Skintrack Sketches: Artist and designer Joseph Toney takes an abstract view of the skintrack

Front Range Fade. Westminster, Colo.

Any day on the slopes is a good day for artist Joseph Toney. After growing up in the Blue Ridge Mountains of North Carolina, which boast a total of eight ski resorts and an average of 60 inches of snowfall each year, he’s learned not to wait around for the perfect conditions. But even with his commitment to skiing, no matter the weather, he heeded the call of bigger mountains and headed west. After a stint as lead graphic designer at Armada skis in Ogden, Toney made the move to become an independent artist, creating murals and canvas works in Salt Lake City. Now unconfined by the limits of ski graphic design, Toney often hits the skintrack to find his subjects, painting mountains he sees and photographs while skiing or hiking. Through cubist inspired dark, heavy lines with splashes of color, Toney creates seemingly three-dimensional images of these peaks on a two-dimensional canvas. We caught up with him to hear more about his recent move to Salt Lake City and his renewed backcountry inspirations.

Toney finds inspiration in a colder kind of studio. [Photo] Courtesy Joseph Toney

Backcountry Magazine: What is your background in mountain art?

Joseph Toney: I first got into creative design work and painting after knee surgeries in high school and college left me with a lot of downtime. I couldn’t ski for a year, so I picked up design work and then thought the best output would be to put my art on skis. I then went to school for painting and graphic design and after interning and then working for Teton Gravity Research and going back to school, I was lucky enough to get a job with Armada. I was able to turn my senior design products into commercial products for them.

BCM: What would describe you style as?

JT: I’ve got a pretty heavy, cubist influence mixed with traditional Japanese painting and print styles. It’s definitely easy to see my graphic design background through my paintings and at first glance, some of them look digitally made even though they’re all hand painted. With the cubist approach, it’s about amassing several viewpoints into one abstracted depiction. It’s like an abstracted scientific study of a mountain where I’ll use certain curved lines or straight lines to represent different parts of the mountain such as snow, rocks or different slopes. 

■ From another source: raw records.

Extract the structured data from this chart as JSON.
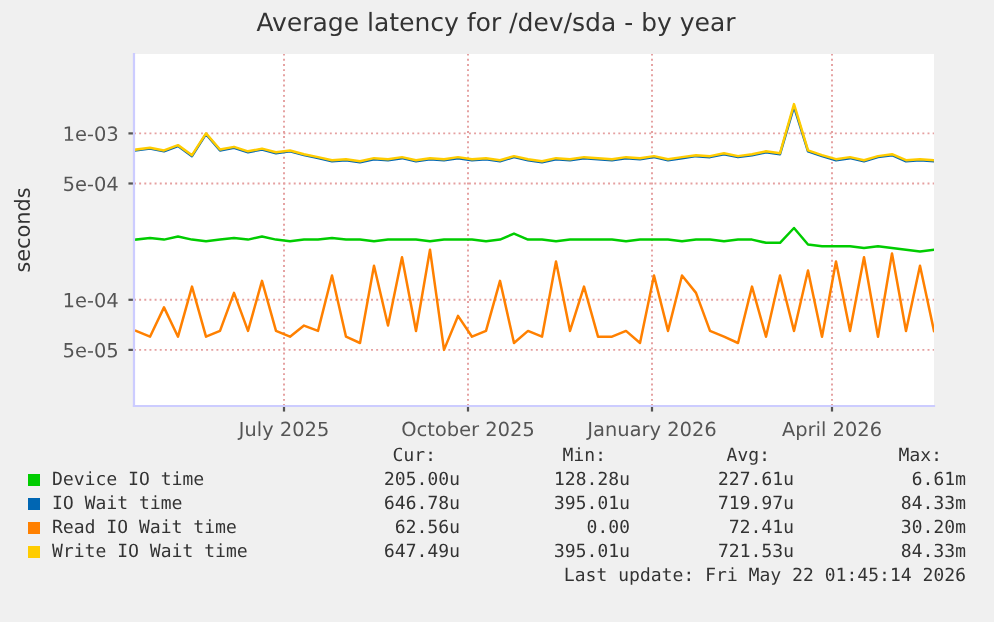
{
  "chart_data": {
    "type": "line",
    "title": "Average latency for /dev/sda - by year",
    "ylabel": "seconds",
    "log": "y",
    "grid": true,
    "legend": "bottom",
    "marker": "none",
    "line_style": "solid",
    "x": [
      "2025-04-18",
      "2025-04-25",
      "2025-05-02",
      "2025-05-09",
      "2025-05-16",
      "2025-05-23",
      "2025-05-30",
      "2025-06-06",
      "2025-06-13",
      "2025-06-20",
      "2025-06-27",
      "2025-07-04",
      "2025-07-11",
      "2025-07-18",
      "2025-07-25",
      "2025-08-01",
      "2025-08-08",
      "2025-08-15",
      "2025-08-22",
      "2025-08-29",
      "2025-09-05",
      "2025-09-12",
      "2025-09-19",
      "2025-09-26",
      "2025-10-03",
      "2025-10-10",
      "2025-10-17",
      "2025-10-24",
      "2025-10-31",
      "2025-11-07",
      "2025-11-14",
      "2025-11-21",
      "2025-11-28",
      "2025-12-05",
      "2025-12-12",
      "2025-12-19",
      "2025-12-26",
      "2026-01-02",
      "2026-01-09",
      "2026-01-16",
      "2026-01-23",
      "2026-01-30",
      "2026-02-06",
      "2026-02-13",
      "2026-02-20",
      "2026-02-27",
      "2026-03-06",
      "2026-03-13",
      "2026-03-20",
      "2026-03-27",
      "2026-04-03",
      "2026-04-10",
      "2026-04-17",
      "2026-04-24",
      "2026-05-01",
      "2026-05-08",
      "2026-05-15",
      "2026-05-22"
    ],
    "xlim": [
      "2025-04-17",
      "2026-05-22"
    ],
    "xticks": [
      {
        "value": "2025-07-01",
        "label": "July 2025"
      },
      {
        "value": "2025-10-01",
        "label": "October 2025"
      },
      {
        "value": "2026-01-01",
        "label": "January 2026"
      },
      {
        "value": "2026-04-01",
        "label": "April 2026"
      }
    ],
    "ylim": [
      2.3e-05,
      0.003
    ],
    "yticks": [
      {
        "value": 5e-05,
        "label": "5e-05"
      },
      {
        "value": 0.0001,
        "label": "1e-04"
      },
      {
        "value": 0.0005,
        "label": "5e-04"
      },
      {
        "value": 0.001,
        "label": "1e-03"
      }
    ],
    "series": [
      {
        "name": "Device IO time",
        "color": "#00cc00",
        "values": [
          0.00023,
          0.000235,
          0.00023,
          0.00024,
          0.00023,
          0.000225,
          0.00023,
          0.000235,
          0.00023,
          0.00024,
          0.00023,
          0.000225,
          0.00023,
          0.00023,
          0.000235,
          0.00023,
          0.00023,
          0.000225,
          0.00023,
          0.00023,
          0.00023,
          0.000225,
          0.00023,
          0.00023,
          0.00023,
          0.000225,
          0.00023,
          0.00025,
          0.00023,
          0.00023,
          0.000225,
          0.00023,
          0.00023,
          0.00023,
          0.00023,
          0.000225,
          0.00023,
          0.00023,
          0.00023,
          0.000225,
          0.00023,
          0.00023,
          0.000225,
          0.00023,
          0.00023,
          0.00022,
          0.00022,
          0.00027,
          0.000215,
          0.00021,
          0.00021,
          0.00021,
          0.000205,
          0.00021,
          0.000205,
          0.0002,
          0.000195,
          0.0002
        ]
      },
      {
        "name": "IO Wait time",
        "color": "#0066b3",
        "values": [
          0.00079,
          0.00081,
          0.00078,
          0.00084,
          0.00073,
          0.00099,
          0.00079,
          0.00082,
          0.00077,
          0.0008,
          0.00076,
          0.00078,
          0.00074,
          0.00071,
          0.00068,
          0.00069,
          0.00067,
          0.0007,
          0.00069,
          0.00071,
          0.00068,
          0.0007,
          0.00069,
          0.00071,
          0.00069,
          0.0007,
          0.00068,
          0.00072,
          0.00069,
          0.00067,
          0.0007,
          0.00069,
          0.00071,
          0.0007,
          0.00069,
          0.00071,
          0.0007,
          0.00072,
          0.00069,
          0.00071,
          0.00073,
          0.00072,
          0.00075,
          0.00072,
          0.00074,
          0.00077,
          0.00075,
          0.00145,
          0.00078,
          0.00073,
          0.00069,
          0.00071,
          0.00068,
          0.00072,
          0.00074,
          0.00068,
          0.00069,
          0.00068
        ]
      },
      {
        "name": "Read IO Wait time",
        "color": "#ff8000",
        "values": [
          6.5e-05,
          6e-05,
          9e-05,
          6e-05,
          0.00012,
          6e-05,
          6.5e-05,
          0.00011,
          6.5e-05,
          0.00013,
          6.5e-05,
          6e-05,
          7e-05,
          6.5e-05,
          0.00014,
          6e-05,
          5.5e-05,
          0.00016,
          7e-05,
          0.00018,
          6.5e-05,
          0.0002,
          5e-05,
          8e-05,
          6e-05,
          6.5e-05,
          0.00013,
          5.5e-05,
          6.5e-05,
          6e-05,
          0.00017,
          6.5e-05,
          0.00012,
          6e-05,
          6e-05,
          6.5e-05,
          5.5e-05,
          0.00014,
          6.5e-05,
          0.00014,
          0.00011,
          6.5e-05,
          6e-05,
          5.5e-05,
          0.00012,
          6e-05,
          0.00014,
          6.5e-05,
          0.00015,
          6e-05,
          0.00017,
          6.5e-05,
          0.00018,
          6e-05,
          0.00019,
          6.5e-05,
          0.00016,
          6.5e-05
        ]
      },
      {
        "name": "Write IO Wait time",
        "color": "#ffcc00",
        "values": [
          0.0008,
          0.00082,
          0.00079,
          0.00085,
          0.00074,
          0.001,
          0.0008,
          0.00083,
          0.00078,
          0.00081,
          0.00077,
          0.00079,
          0.00075,
          0.00072,
          0.00069,
          0.0007,
          0.00068,
          0.00071,
          0.0007,
          0.00072,
          0.00069,
          0.00071,
          0.0007,
          0.00072,
          0.0007,
          0.00071,
          0.00069,
          0.00073,
          0.0007,
          0.00068,
          0.00071,
          0.0007,
          0.00072,
          0.00071,
          0.0007,
          0.00072,
          0.00071,
          0.00073,
          0.0007,
          0.00072,
          0.00074,
          0.00073,
          0.00076,
          0.00073,
          0.00075,
          0.00078,
          0.00076,
          0.0015,
          0.00079,
          0.00074,
          0.0007,
          0.00072,
          0.00069,
          0.00073,
          0.00075,
          0.00069,
          0.0007,
          0.00069
        ]
      }
    ],
    "annotations": [
      "Cur:",
      "Min:",
      "Avg:",
      "Max:",
      "205.00u",
      "128.28u",
      "227.61u",
      "6.61m",
      "646.78u",
      "395.01u",
      "719.97u",
      "84.33m",
      "62.56u",
      "0.00",
      "72.41u",
      "30.20m",
      "647.49u",
      "395.01u",
      "721.53u",
      "84.33m",
      "Last update: Fri May 22 01:45:14 2026"
    ]
  }
}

BCM: What message are you trying to convey with this style? 

JT: I want to recreate this sense of liveliness and energy that I get when I’m spending time in the mountains. That helps bring a sense of energy into a 2D plane which is often static. offices, Park City, Utah

BCM: How has your art changed since you left Armada? 

JT: It’s really interesting to take something you’ve been doing for so long and make it a career. I’ve been working in this cubist style for six years, but this style has been on the backburner because of my design job. And now that I don’t have anything else going on, my art is my main focus and I’ve been able to move into a dedicated 600-square-foot studio in Salt Lake. It’s been amazing to see how fast this style has evolved and how fine-tuned my art has become in six months. 

BCM: What’s your process of creating these works?

JT: Every project is a little different. I draw my direct inspiration from being in the mountains. When I’m skiing, mountain biking or backpacking, I’ll take a bunch of reference images and mental pictures and create a memory landscape from my experiences. I’ll then go to the drawing table or the computer and recreate those memories from the day. From there I’ll create the piece with a cubist approach where I’ll include multiple viewpoints of the same place within the 2D image. It’s about creating a multifaceted image you can’t see through one photograph. 

Mt. Olympus, acrylic and resin on wood 

BCM: How does your art cater to the backcountry?

JT: In my works, I want snowboarders and skiers to recognize the small points of interest I include like places they’ve been that the average person wouldn’t know. When I’m painting a specific mountain, I really like to create these specific nods to backcountry skiers or hikers who have experienced a range and know it well. It’s usually a small couloir or cliff that I’ve honed in on in detail so that if you’ve spent time there you can find subtle nuances that a less familiar viewer wouldn’t automatically see. 

Templin Family Brewing mural. Salt Lake City, Utah

BCM: What’s next for you as an independent artist?

JT: I’m still trying to figure out the full-time artist thing, but I’ve already got a couple of big mural projects in the works and will hopefully keep working with a gallery in Telluride. I’m also looking at some art residencies in mountain towns to develop my style even more, but most of all, I hope to stay in the mountains.